Caminó buscando una mirada, llamando con su nueva mudez, y de todos recibió un graznido de cuervo. Únicamente los perros lo seguían, a veces unos pocos, otras, muchos, cientos quizá. Vienen a buscarme, pensaba, o vienen a cuidarme, a custodiarme, a vigilarme. Son los sabuesos de Dios, y entre todos ellos podía distinguir las múltiples cabezas de los cancerberos.
Deseó muchas veces provocarlos para que lo atacaran y terminar con su nueva vida, ese apéndice de existencia que no merecía siquiera tal nombre. Y sin embargo, era vida. Respiraba y sentía el calor del sol en su piel, tocaba las prominencias de sus huesos, olía la suciedad de sus cabellos, se palpaba el largo de las uñas.
Y añoraba la exquisita perfección de la que había gozado mientras estuvo muerto.
La decrepitud de la vida, la exuberancia de la muerte.
Entonces se detuvo en una calle, como siempre recién deshabitada por sus pasos. Se dio vuelta para contemplar a los perros que lo seguían. Se llevó una mano a la frente para protegerse del sol, porque le costaba mirar la larga hilera, múltiples veces repetidas a todo lo largo y ancho de la tierra tras él.

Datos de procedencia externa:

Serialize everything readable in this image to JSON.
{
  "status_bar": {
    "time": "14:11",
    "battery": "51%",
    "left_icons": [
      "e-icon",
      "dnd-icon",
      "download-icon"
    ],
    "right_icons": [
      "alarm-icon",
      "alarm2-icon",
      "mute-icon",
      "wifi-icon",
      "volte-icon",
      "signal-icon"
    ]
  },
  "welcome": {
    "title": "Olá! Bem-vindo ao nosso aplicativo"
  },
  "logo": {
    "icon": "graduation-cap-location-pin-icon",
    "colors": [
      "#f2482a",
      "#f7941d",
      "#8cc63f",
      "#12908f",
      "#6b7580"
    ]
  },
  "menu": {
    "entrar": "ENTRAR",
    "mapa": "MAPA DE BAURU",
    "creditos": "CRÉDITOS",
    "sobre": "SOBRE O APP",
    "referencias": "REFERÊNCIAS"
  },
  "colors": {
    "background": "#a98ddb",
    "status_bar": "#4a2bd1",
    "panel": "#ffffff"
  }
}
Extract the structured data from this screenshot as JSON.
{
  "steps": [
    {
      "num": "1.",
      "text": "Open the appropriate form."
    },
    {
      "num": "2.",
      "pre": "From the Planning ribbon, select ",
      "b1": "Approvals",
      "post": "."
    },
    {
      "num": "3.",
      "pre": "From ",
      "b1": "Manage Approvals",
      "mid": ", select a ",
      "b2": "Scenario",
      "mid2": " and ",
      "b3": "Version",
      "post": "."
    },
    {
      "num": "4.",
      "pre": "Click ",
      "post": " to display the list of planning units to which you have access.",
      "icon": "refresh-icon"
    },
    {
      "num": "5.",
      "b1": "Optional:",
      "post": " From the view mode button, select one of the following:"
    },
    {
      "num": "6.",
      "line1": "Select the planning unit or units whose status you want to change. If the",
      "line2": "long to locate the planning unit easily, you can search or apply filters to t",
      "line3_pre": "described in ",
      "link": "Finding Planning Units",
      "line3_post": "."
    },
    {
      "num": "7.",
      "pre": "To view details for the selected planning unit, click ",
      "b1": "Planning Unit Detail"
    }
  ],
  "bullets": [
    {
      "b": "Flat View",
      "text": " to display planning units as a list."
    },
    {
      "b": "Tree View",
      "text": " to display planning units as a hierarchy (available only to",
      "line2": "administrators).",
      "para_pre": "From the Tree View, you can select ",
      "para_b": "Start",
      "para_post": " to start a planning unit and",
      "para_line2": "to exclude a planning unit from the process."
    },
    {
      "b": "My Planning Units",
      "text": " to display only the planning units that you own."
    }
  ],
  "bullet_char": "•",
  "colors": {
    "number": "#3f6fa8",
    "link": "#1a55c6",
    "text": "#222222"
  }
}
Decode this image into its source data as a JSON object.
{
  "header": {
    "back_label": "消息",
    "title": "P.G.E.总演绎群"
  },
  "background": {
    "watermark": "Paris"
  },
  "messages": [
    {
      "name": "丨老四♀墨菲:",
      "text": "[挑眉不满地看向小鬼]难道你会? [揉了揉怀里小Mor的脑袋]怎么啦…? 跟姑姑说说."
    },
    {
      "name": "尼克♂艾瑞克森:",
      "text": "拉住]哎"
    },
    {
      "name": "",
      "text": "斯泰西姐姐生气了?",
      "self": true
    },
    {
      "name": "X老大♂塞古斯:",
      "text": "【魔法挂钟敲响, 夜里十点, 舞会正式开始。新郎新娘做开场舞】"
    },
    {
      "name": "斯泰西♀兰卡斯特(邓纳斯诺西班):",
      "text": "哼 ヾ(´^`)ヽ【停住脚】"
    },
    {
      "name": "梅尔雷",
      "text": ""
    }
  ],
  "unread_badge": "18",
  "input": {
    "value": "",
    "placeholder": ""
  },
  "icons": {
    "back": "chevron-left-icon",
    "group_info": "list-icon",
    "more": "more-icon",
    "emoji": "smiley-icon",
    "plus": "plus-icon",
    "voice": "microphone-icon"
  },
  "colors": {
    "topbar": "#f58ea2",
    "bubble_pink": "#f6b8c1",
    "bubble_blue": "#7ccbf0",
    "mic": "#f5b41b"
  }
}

Hizo un sonido, un chasquido con su lengua, con el que recordaba haber llamado a su único perro en su anterior vida. Entonces todos ellos, que hasta ese momento se habían detenido también a observarlo, pendientes de su amo, levantaron la mirada. En los ojos había envidia, y había tristeza. Luego se levantaron, y ya no eran perros.
Eran hombres, todos los hombres que lo habían precedido en su viaje a la muerte, pero no habían logrado regresar. Lázaro se preguntó qué buscaban, que esperaban de él, respuestas que no podría darles, soluciones que no podría concederles.
Cuando el primero de ellos avanzó hacia él, supo que no era únicamente un mensajero, un cadete de Dios, o un cobrador con un maletín y un talonario en blanco. Por eso Lázaro se postró a sus pies, y dejó que Dios apoyara la bota derecha como un yugo sobre su espalda.